Pascual Ibanez’in önerdiği tek aperitif tabii ki soğuk bir bira değildi. Çoğumuzun, özellikle hanımların düşündüğü gibi beyaz şaraplar da önermedi. Şilili someliyeye göre ille de şarap içecekseniz, Martini veya Cinzano gibi vermutları, İspanya’nın ünlü tatlı şarabı şeriyi, özellikle Jerez yerine deniz kenarındaki Sanlucar de Barrameda’nın hafif tuz ve deniz havası kokan şerilerini tercih etmelisiniz. Bir de aperitif denilince Campari başta olmak üzere İtalyan bitterleri de unutulmamalı. Campari sıcak bir öğleden sonra deniz kenarında portakal suyu ile muhteşem olur, ama aperitif olarak alındığında çok doyurucu olmaması için soda ile denenebilir. Sert alkollü içkilere gelince, orada da memnuniyetle gördüm ki Senor Ibanez ile aynı fikirdeydik. İçinde iri kesilmiş limon dilimleri (ve bulabilirseniz Bodrum mandalinaları) yüzen bir cin tonik en iyi aperitiflerin başında gelir.

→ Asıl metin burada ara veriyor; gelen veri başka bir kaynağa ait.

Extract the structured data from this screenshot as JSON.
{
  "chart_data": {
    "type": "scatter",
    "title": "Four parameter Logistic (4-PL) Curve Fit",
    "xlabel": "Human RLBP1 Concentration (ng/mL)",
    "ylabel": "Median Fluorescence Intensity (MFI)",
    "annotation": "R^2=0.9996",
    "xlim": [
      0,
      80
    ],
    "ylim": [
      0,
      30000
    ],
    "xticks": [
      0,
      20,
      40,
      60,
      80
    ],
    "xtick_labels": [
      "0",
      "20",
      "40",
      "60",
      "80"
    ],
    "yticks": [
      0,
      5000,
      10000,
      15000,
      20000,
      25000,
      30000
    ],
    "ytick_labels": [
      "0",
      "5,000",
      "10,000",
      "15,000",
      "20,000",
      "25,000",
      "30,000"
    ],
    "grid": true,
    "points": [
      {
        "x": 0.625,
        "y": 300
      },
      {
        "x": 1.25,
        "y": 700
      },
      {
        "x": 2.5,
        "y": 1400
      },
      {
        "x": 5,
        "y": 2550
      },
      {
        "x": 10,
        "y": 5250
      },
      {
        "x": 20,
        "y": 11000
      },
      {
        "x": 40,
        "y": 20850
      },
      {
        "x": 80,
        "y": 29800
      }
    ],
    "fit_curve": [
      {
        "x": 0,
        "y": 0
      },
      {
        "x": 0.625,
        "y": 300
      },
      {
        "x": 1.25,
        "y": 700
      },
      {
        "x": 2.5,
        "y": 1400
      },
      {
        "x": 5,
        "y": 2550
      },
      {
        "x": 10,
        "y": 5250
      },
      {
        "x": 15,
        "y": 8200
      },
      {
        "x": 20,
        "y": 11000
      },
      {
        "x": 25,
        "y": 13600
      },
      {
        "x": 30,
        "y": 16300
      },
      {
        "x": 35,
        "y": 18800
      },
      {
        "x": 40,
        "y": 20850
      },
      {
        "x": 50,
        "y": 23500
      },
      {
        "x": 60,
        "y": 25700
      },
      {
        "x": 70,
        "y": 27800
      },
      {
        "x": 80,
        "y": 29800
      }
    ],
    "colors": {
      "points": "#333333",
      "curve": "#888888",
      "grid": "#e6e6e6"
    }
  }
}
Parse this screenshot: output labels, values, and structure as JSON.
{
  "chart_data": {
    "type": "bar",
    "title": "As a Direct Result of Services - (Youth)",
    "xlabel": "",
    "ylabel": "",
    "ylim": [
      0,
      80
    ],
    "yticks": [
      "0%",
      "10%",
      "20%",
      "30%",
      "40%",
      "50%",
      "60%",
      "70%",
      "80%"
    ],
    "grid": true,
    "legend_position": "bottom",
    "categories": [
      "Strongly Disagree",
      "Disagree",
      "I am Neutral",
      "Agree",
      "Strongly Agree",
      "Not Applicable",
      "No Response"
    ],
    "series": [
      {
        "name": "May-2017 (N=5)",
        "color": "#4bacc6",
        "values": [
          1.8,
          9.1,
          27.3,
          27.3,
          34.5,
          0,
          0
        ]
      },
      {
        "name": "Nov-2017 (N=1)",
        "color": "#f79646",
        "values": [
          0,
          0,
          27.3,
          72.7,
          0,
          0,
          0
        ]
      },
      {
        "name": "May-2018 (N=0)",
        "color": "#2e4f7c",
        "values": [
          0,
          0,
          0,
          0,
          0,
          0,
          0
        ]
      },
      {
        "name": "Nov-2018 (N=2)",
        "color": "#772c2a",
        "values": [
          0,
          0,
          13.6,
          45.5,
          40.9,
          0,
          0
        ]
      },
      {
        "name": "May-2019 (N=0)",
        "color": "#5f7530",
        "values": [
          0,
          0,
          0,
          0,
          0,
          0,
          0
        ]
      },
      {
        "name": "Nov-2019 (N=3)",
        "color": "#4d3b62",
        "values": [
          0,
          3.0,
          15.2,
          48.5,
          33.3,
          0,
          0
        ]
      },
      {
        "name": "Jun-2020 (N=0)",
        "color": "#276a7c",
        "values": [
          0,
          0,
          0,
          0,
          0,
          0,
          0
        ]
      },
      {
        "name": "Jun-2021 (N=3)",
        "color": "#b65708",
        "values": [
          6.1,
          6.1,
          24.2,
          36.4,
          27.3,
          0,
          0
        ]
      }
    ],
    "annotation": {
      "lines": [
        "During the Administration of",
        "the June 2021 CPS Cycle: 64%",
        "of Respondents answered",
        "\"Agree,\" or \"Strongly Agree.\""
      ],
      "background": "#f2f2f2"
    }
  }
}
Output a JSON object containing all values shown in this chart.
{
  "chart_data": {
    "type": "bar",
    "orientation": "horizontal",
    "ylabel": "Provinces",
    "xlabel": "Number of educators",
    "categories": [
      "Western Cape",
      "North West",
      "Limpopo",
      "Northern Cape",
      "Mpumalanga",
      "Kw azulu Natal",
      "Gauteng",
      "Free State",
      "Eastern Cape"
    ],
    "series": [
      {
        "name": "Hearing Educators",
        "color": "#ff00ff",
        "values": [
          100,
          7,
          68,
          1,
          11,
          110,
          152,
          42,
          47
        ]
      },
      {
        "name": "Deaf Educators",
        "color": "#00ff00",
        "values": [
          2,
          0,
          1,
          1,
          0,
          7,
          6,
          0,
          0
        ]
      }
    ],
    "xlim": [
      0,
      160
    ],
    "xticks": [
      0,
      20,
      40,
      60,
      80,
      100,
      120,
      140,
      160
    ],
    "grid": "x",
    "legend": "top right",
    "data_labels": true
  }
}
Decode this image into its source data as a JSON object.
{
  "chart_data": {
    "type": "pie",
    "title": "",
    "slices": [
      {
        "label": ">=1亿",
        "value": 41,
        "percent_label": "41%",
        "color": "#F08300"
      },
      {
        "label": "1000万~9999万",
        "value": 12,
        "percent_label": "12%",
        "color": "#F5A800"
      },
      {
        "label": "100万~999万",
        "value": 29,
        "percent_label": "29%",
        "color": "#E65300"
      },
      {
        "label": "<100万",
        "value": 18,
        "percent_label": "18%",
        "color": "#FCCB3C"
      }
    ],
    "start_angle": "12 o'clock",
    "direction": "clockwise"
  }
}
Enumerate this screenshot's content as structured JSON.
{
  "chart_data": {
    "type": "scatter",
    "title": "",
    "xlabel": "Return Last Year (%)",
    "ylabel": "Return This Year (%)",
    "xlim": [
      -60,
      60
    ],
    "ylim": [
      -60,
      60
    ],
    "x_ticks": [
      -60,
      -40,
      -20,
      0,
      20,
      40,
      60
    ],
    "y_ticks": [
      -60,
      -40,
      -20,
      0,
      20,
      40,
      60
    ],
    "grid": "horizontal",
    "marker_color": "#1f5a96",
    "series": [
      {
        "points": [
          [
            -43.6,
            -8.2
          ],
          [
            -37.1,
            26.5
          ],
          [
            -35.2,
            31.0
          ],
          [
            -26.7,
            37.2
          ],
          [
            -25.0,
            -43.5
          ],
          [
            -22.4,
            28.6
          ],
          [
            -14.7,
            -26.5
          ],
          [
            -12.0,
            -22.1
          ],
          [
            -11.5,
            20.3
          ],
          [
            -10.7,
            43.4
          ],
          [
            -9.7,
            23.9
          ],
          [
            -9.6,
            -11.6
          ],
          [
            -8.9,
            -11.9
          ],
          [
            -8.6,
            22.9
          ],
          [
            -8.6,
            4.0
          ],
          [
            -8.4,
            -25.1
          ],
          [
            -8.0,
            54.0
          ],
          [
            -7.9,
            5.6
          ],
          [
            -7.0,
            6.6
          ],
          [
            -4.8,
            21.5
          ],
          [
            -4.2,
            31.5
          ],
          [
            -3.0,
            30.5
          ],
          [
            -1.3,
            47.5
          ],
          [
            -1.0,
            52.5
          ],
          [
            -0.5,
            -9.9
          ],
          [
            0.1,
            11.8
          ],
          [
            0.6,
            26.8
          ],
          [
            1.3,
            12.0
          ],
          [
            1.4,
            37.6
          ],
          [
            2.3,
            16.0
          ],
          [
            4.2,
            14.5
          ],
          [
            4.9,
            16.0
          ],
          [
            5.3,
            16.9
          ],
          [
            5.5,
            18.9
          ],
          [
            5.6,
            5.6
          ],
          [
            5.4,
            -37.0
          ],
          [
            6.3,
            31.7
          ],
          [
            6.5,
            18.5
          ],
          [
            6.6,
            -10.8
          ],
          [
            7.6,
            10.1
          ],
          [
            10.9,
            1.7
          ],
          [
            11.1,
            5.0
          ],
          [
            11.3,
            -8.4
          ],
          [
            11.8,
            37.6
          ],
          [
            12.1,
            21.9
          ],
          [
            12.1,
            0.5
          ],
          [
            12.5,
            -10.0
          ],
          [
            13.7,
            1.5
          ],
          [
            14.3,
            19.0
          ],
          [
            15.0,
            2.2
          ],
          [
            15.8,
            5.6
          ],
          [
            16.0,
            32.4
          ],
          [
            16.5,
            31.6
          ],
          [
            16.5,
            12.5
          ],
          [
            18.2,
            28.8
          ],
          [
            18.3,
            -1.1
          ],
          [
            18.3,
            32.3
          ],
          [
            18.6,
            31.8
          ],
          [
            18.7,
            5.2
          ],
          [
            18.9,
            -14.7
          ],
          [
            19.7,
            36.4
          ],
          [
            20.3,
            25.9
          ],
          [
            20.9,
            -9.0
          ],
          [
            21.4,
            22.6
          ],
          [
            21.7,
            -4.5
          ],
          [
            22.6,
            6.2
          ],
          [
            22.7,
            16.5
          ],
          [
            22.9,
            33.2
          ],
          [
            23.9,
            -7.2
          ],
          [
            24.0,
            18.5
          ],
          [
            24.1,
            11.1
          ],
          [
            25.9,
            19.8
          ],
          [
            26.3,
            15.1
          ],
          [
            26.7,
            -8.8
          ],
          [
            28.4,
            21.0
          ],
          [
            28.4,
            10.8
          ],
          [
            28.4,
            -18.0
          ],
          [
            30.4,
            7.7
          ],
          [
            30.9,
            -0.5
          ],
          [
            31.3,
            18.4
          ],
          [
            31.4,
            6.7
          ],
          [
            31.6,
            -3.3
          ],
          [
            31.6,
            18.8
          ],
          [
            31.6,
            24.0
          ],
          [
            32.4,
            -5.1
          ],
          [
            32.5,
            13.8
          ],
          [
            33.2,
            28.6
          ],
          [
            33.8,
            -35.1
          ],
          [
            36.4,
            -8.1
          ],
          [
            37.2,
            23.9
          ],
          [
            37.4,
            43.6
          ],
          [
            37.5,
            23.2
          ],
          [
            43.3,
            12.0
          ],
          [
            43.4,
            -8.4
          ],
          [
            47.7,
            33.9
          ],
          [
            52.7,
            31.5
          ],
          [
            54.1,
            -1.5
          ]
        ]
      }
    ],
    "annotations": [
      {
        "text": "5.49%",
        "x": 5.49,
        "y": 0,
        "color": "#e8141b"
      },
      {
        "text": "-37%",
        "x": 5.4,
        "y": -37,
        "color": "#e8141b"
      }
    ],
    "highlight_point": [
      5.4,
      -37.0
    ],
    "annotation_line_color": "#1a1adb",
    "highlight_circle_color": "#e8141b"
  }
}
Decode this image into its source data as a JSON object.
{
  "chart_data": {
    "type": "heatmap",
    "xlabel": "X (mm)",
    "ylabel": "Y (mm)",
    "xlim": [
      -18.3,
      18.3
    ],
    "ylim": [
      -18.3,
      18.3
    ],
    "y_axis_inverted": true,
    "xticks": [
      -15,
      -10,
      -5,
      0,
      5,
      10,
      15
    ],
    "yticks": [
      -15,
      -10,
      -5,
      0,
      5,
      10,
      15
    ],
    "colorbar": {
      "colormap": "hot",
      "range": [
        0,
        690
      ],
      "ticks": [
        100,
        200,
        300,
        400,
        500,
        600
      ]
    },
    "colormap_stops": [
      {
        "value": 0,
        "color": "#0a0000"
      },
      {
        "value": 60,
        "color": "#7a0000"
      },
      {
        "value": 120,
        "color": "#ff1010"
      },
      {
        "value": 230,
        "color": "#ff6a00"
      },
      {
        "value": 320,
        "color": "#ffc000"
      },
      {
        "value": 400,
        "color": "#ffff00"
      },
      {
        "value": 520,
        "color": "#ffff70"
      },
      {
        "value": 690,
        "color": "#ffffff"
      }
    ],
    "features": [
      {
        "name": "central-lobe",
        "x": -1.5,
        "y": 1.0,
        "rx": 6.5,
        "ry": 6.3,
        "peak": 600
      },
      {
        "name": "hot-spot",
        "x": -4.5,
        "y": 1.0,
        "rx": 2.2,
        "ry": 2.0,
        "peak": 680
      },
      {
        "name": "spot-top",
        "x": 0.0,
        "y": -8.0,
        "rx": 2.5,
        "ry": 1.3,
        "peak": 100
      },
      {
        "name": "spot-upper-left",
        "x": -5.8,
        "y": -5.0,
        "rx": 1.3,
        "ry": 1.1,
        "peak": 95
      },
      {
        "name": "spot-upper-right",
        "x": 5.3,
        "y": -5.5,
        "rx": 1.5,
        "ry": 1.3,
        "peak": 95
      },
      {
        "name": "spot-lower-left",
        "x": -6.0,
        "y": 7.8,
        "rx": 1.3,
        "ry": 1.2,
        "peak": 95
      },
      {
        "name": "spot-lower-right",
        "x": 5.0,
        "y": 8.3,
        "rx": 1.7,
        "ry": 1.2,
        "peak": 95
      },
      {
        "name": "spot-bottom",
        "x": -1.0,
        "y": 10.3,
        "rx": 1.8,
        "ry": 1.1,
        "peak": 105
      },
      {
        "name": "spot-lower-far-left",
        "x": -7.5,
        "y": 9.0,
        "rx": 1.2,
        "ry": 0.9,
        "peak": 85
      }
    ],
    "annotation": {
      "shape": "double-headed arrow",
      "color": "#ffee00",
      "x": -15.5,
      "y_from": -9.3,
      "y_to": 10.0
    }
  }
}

Aperitifler akşam yemeğine başlama içkisi oldukları için birer tane içilmelidirler. Gittiğiniz yerde içebileceğiniz gibi evde eşinizin giyinmesini beklerken de bir aperitif alabilirsiniz. Ancak ikinci durumda unutmamanız gereken şey, alkol kontrolü ile sadece yemekten dönerken değil, giderken de karşılaşabileceğiniz olmalı.
Aperitif iştah açmalı, yüksek alkollü olmamalı
Pascual Ibanez, Şili’nin en ünlü someliyesi. Son yıllarda bütün dünyayı dolaşıp ülkesinin şaraplarının elçiliğini yapıyor.